If this is the legal effect of that promise, it is also sufficient to avoid the discharge in bankruptcy. The mere acknowledgment, that the debt is due and unpaid, may not be sufficient for that purpose ; nor will part payment create a legal obligation to pay the balance ; but a promise to the party, or his agent, to pay the debt, with an intent to confirm the original demand, and waive his discharge under his certificate, has always been held sufficient, If the defendant in this case had said that the 'debt was just, but that it was outlawed, and that he was likewise discharged by his certificate, the debt could not have been enforced ; but when, with these defences in his hands, he says- he will pay the claim,, if it has not been paid, and it is made to appear that it has never been paid, it is a manifest intent to confirm the original demand, and to waive the advantages derived from his certificate, and the statute of limitations. He does not rely upon those grounds of defence, but makes an absolute promise to pay the debt, if it has not been paid, and now concedes that such payment was never made. The promise is express, and becomes absolute and binding.

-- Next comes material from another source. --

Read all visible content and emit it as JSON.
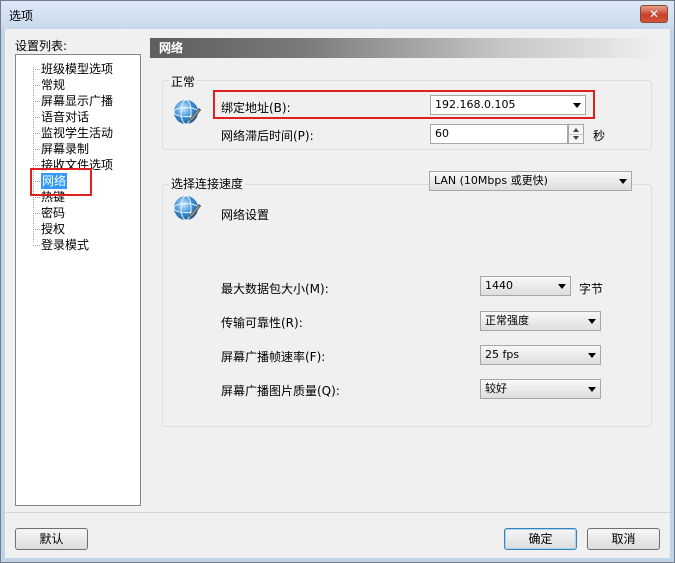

The promises are not assignable, and therefore must be made to the party or his agent. When the sheriff, after the sale, handed Mr. Morrill the accounts of the sale, and requested him to collect and receive the payment thereon, it authorized him to act for the sheriff in that matter ; and while he was soliciting payment of the claims, at that time for his use, he was also acting for the benefit of the officer in whom the legal interest of the contract rested. Under these circumstances, the promise inures for the benefit of the plaintiff, and upon which, he is entitled to recover. The conversation had in 1850, has no particular effect in the case, except as showing, by the acknowledgment of the defendant, that he had never paid the debt. This refusal at that time to pay the claim, ■will have no effect on his previous promise.

The judgment must be reversed and the case remanded.